Ce mercredi 4 mars 2026, les couloirs de l'hôtel de ville de Bouaké ont vibré d'une énergie nouvelle. Dans le bureau du Directeur de Cabinet, Yaya Koné, représentant le Maire Amadou Koné, a reç une délégation du Mixed Martial Arts (MMA).

Ce mercredi 4 mars 2026, les couloirs de l'hôtel de ville de Bouaké ont vibré d'une énergie nouvelle. Dans le bureau du Directeur de Cabinet, Yaya Koné, représentant le Maire Amadou Koné, a reç une délégation du Mixed Martial Arts (MMA). Conduite par son président, Ismaël Bakayoko, cette rencontre marquait le début officiel des préparatifs d'une compétition sportive qui promet de faire date dans l'histoire de la capitale du Gbêkê.

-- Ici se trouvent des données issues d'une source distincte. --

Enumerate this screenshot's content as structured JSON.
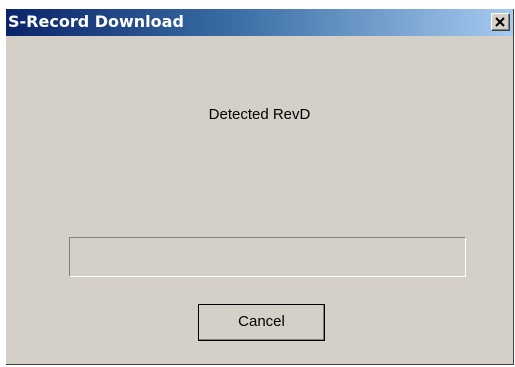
{
  "window": {
    "title": "S-Record Download",
    "close_icon": "close-icon"
  },
  "body": {
    "status_text": "Detected RevD"
  },
  "progress": {
    "value_percent": 0
  },
  "buttons": {
    "cancel_label": "Cancel"
  },
  "colors": {
    "title_gradient_start": "#0a246a",
    "title_gradient_end": "#a6caf0",
    "dialog_background": "#d4d0c8"
  }
}
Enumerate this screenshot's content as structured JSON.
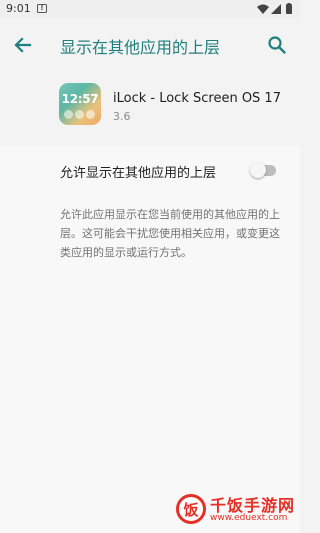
{
  "status_bar": {
    "time": "9:01",
    "notification_icon": "android-notification-icon",
    "icons": [
      "wifi-icon",
      "signal-icon",
      "battery-icon"
    ]
  },
  "app_bar": {
    "title": "显示在其他应用的上层",
    "back_icon": "arrow-back-icon",
    "search_icon": "search-icon",
    "accent": "#1f7f7e"
  },
  "app": {
    "name": "iLock - Lock Screen OS 17",
    "version": "3.6",
    "icon_clock": "12:57"
  },
  "setting": {
    "label": "允许显示在其他应用的上层",
    "enabled": false,
    "description": "允许此应用显示在您当前使用的其他应用的上层。这可能会干扰您使用相关应用，或变更这类应用的显示或运行方式。"
  },
  "watermark": {
    "logo_char": "饭",
    "title": "千饭手游网",
    "url": "www.eduext.com",
    "color": "#e63027"
  }
}
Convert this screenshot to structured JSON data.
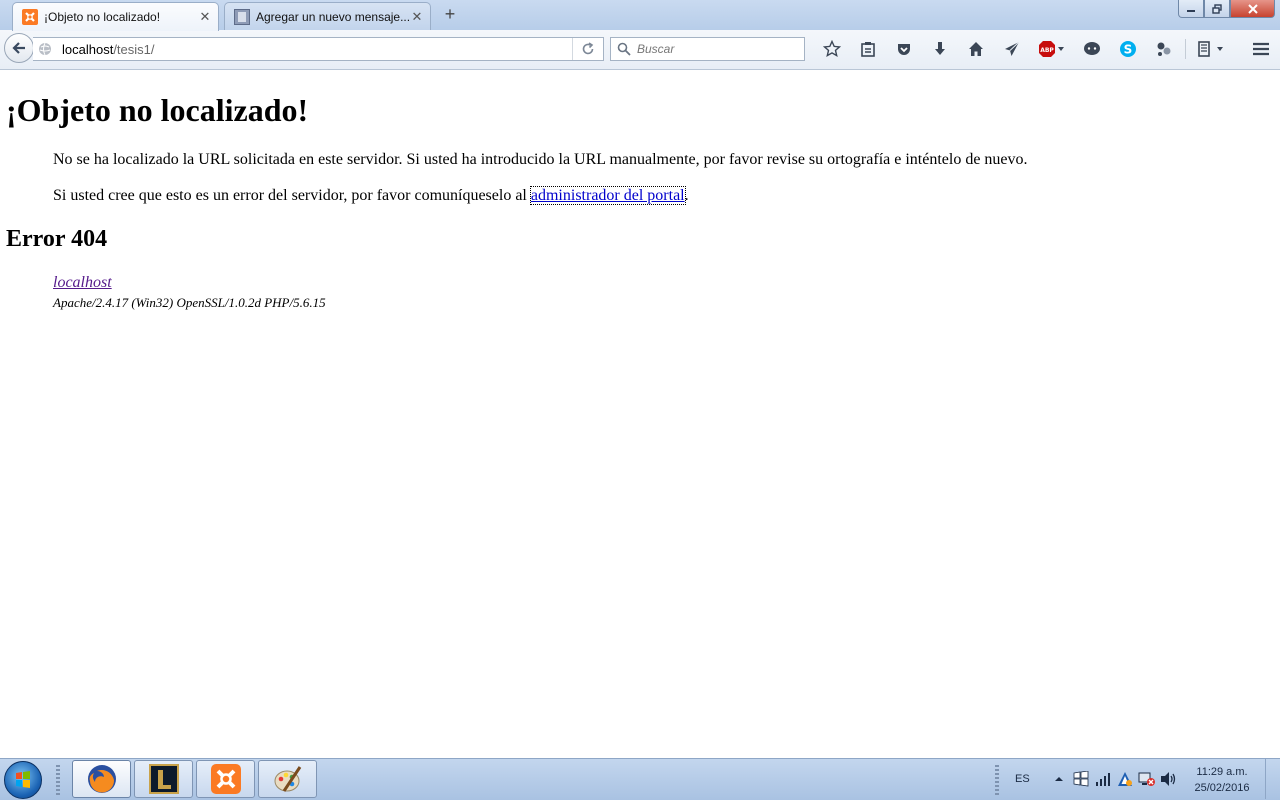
{
  "browser": {
    "tabs": [
      {
        "title": "¡Objeto no localizado!",
        "active": true
      },
      {
        "title": "Agregar un nuevo mensaje...",
        "active": false
      }
    ],
    "close_glyph": "✕",
    "new_tab_glyph": "+",
    "url": {
      "host": "localhost",
      "path": "/tesis1/"
    },
    "search_placeholder": "Buscar"
  },
  "page": {
    "title": "¡Objeto no localizado!",
    "paragraph1": "No se ha localizado la URL solicitada en este servidor. Si usted ha introducido la URL manualmente, por favor revise su ortografía e inténtelo de nuevo.",
    "paragraph2_prefix": "Si usted cree que esto es un error del servidor, por favor comuníqueselo al ",
    "paragraph2_link": "administrador del portal",
    "paragraph2_suffix": ".",
    "error_heading": "Error 404",
    "address_link": "localhost",
    "server_signature": "Apache/2.4.17 (Win32) OpenSSL/1.0.2d PHP/5.6.15"
  },
  "taskbar": {
    "apps": [
      "firefox-icon",
      "league-of-legends-icon",
      "xampp-icon",
      "paint-icon"
    ],
    "language": "ES",
    "time": "11:29 a.m.",
    "date": "25/02/2016"
  },
  "colors": {
    "link": "#0000cc",
    "visited_link": "#551a8b",
    "xampp_orange": "#fb7a24",
    "abp_red": "#c70d0d",
    "skype_blue": "#00aff0"
  }
}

Loin des stéréotypes souvent associés aux arts martiaux mixtes, cette initiative se présente comme bien plus qu'un simple événement sportif. Il s'agit d'un véritable projet de rassemblement, une invitation à transcender les différences pour célébrer ensemble les valeurs universelles du dépassement de soi, du respect et de la discipline. Le samedi 18 avril prochain, Bouaké deviendra le théâtre d'un spectacle où force et technique se conjugueront dans un ballet chorégraphié de combat.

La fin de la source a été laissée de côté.